No front doméstico, destaque para o recuo de 1% na produção industrial brasileira entre maio e junho. Entre os indicadores de inflação, o IPC-Fipe referente ao mês de julho apontou variação positiva de 0,17%, abaixo da variação de 0,20% projetada pelo mercado no último relatório Focus.
Dólar
Ganhando forças diante dos sinais desfavoráveis da economia norte-americana, o dólar comercial conheceu sua primeira alta após três sessões consecutivas de queda, fechando nesta cotado na venda a R$ 1,76 – variação positiva de 0,51%.
Contudo, apesar de ter registrado apreciação em relação ao real, o dólar seguiu em trajetória declinante frente a importantes divisas do mundo, como o iene, o euro e a libra esterlina. Com isso, o “dollar index”, índice que mensura o desempenho do dólar frente a uma cesta de moedas, atingiu seu menor patamar desde abril durante o intraday desta terça-feira.
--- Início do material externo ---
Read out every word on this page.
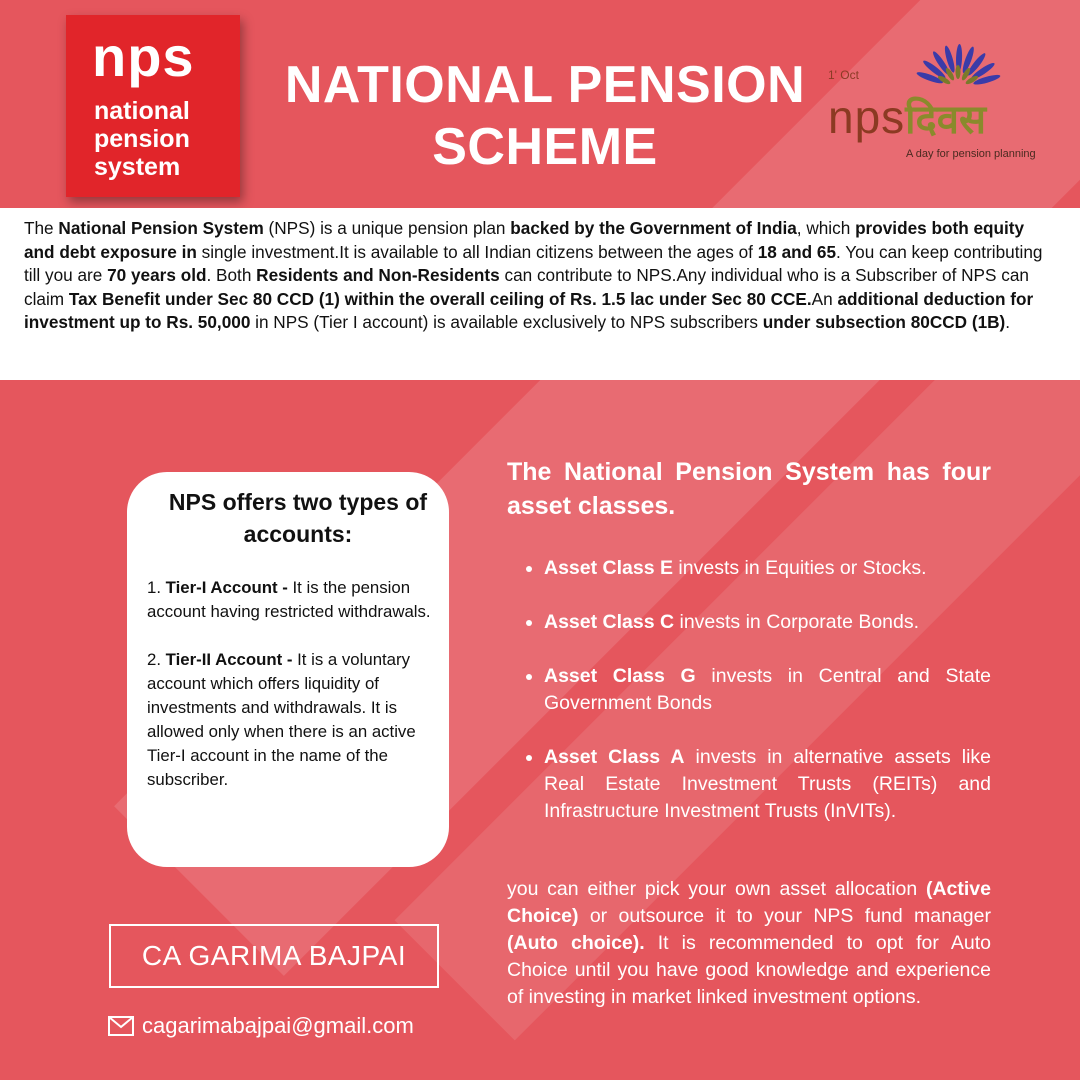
nps
national
pension
system
NATIONAL PENSION
SCHEME
1' Oct
npsदिवस
A day for pension planning
The National Pension System (NPS) is a unique pension plan backed by the Government of India, which provides both equity and debt exposure in single investment.It is available to all Indian citizens between the ages of 18 and 65. You can keep contributing till you are 70 years old. Both Residents and Non-Residents can contribute to NPS.Any individual who is a Subscriber of NPS can claim Tax Benefit under Sec 80 CCD (1) within the overall ceiling of Rs. 1.5 lac under Sec 80 CCE.An additional deduction for investment up to Rs. 50,000 in NPS (Tier I account) is available exclusively to NPS subscribers under subsection 80CCD (1B).
NPS offers two types of accounts:

1. Tier-I Account - It is the pension account having restricted withdrawals.

2. Tier-II Account - It is a voluntary account which offers liquidity of investments and withdrawals. It is allowed only when there is an active Tier-I account in the name of the subscriber.

CA GARIMA BAJPAI
cagarimabajpai@gmail.com
The National Pension System has four asset classes.
• Asset Class E invests in Equities or Stocks.
• Asset Class C invests in Corporate Bonds.
• Asset Class G invests in Central and State Government Bonds
• Asset Class A invests in alternative assets like Real Estate Investment Trusts (REITs) and Infrastructure Investment Trusts (InVITs).
you can either pick your own asset allocation (Active Choice) or outsource it to your NPS fund manager (Auto choice). It is recommended to opt for Auto Choice until you have good knowledge and experience of investing in market linked investment options.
O Banco Central manteve ativas suas intervenções no mercado cambial à vista, ao realizar um novo leilão de compra de dólares. A operação ocorreu entre as 14h24 e as 14h34 (horário de Brasília) e contou com uma taxa de corte aceita em R$ 1,76.
Renda Fixa
Os contratos de juros futuros negociados na BM&F encerraram predominantemente em alta nesta sessão, com oscilações mais fortes no longo prazo. O contrato de juros de maior liquidez nesta terça-feira, com vencimento em janeiro de 2011, registrou uma taxa de 10,81%, 0,01 ponto percentual acima do fechamento da véspera.
O mercado de títulos da dívida externa fechou em queda. O título brasileiro mais líquido, o Global 40, fechou com desvalorização de 0,03%, cotado a 136,75% do valor de face. Com isso, o indicador de risco Brasil, calculado pelo conglomerado financeiro JP Morgan, registrou alta de 3 pontos-base em relação ao fechamento anterior, atingindo 205 pontos-base.